Kinderarztpraxis Varel - Dr. med. Rupert L Dernick
Warum "braucht" ihr Kind eine Vorsorge U10/U11/J1/j2
Liebe Eltern,
im Moment können wir wieder die Vorsorgen für Schulkinder und Jugendliche anbieten:
U10 mit 7-8 Jahren
U11 mit 9-10 Jahren
J1 mit 12-14 Jahren
J2 mit 16-18 Jahren (sinnvoll auch in Kombination mit der Untersuchung nach dem Kinder- und Jugendschutzgesetz)
Was ist WIRKLICH WICHTIG bei U10-J2?
- Die HPV-Impfung rettet wirklich Leben. Jedes Jahr sterben doppelt so viele Jungs an HPV-Karzinomen an Po, Penis und Rachen als an Motorradunfällen. Mädchen erkranken noch viel häufiger, daher hieß das früher ja auch die "Gebärmutterhalskrebsimpfung". Seit 2019 dürfen endlich auch Jungs die haben. Die Schutzrate gegen Krebs ist mit 2 Impfungen mit 9 Jahren bei weit über 90 %, mit 3 Impfunge mit 15 Jahren noch bei guten 66%- aber jedes Kind möchte gerne 90 % Schutz haben - also früh impfen. Ausserdem gibt es 100 % Schutz gegen Genitalwarzen, die auch durch Handtuchbenutzung übertragen werden können gratis dazu! . Die HPV- Impfung war der wichtigste Grund für die Einführung der erweiterten Vorsorgen. MEIN TIPP: HPV so früh wie möglich impfen. Das geht auch ohne Vorsorge.

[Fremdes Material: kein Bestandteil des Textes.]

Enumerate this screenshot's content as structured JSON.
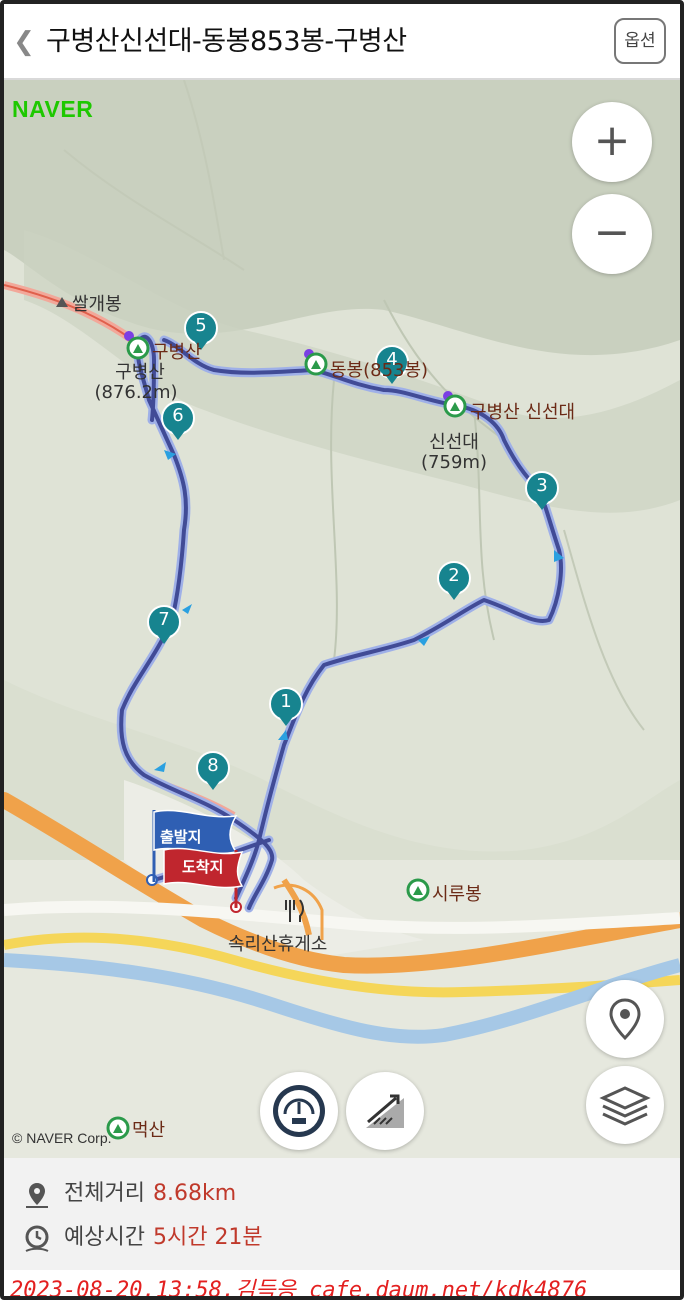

- Früherkennung von Fettstoffwechselstörungen rettet Leben. Wenn Eltern/Großeltern oder Onkel/Tanten des Kindes einen Herzinfarkt oder Schlaganfall vor Alter 55 Jahre hatten (oder ein deutlich erhöhtes Cholesterin haben) sollte einmalig zwischen 7 und 16 Jahren das Cholesterin bestimmt werden. Angeborene Cholesterinerhöhungen haben nichts mit falscher Ernährung zu tun, führen unbehandelt zu frühen Todesfällen - dabei kann das Risiko durch Frühtherapie inzwischen auf das Risiko der Allgemeinen Bevölkerung gesenkt werden. MEIN TIPP: Wer ein Risiko hat - bitte bei der Vorsorge ansprechen, dann können wir das mit einer Blutentnahme klären
- Ängste. Jeder hat ein bisschen Schiss vor Irgendwas. Wenn aber der Alltag dadurch beeinträchtigt ist, man nicht zum Geburtstag geht oder einen Umweg macht, weil auf dem normalen Schulweg ein Hund bellen könnte, wenn man beim Anblick einer Spinne schreiend weglaufen muss, dann hat man eine (möglicherweise behandlungsbedürftige) Angststörung. Angststörungen können in wenigen Sitzungen sehr erfolgreich psychotherapeutisch behandelt werden. Auch und gerade Spritzenangst, die ein häufiger Grund ist, warum auch Erwachsene eine Arztbesuch vermeiden. Unbehandelt sind sie teils Vorboten, teils Wegbereiter für spätere psychische und körperliche Störungen. Fast alles Menschen, die als Erwachsenen immer wieder Schmerzen (Rücken, Kopf Bauch) haben, hatten als Kind viel Angst. Das muss nicht (mehr) sein, und auch wenn Psychotherapeuten lange Wartelisten führen, kann man durch einen Termin beim Arzt oder im Beratungszentrum die Behandlungsindikation abschätzen. MEIN TIPP: deutliche Ängste ernst nehmen und abklären lassen
- Erkennen von Schulleistungsstörungen. Die sind ein wichtiger Grund für Stress und stressbedingte Erkrankungen.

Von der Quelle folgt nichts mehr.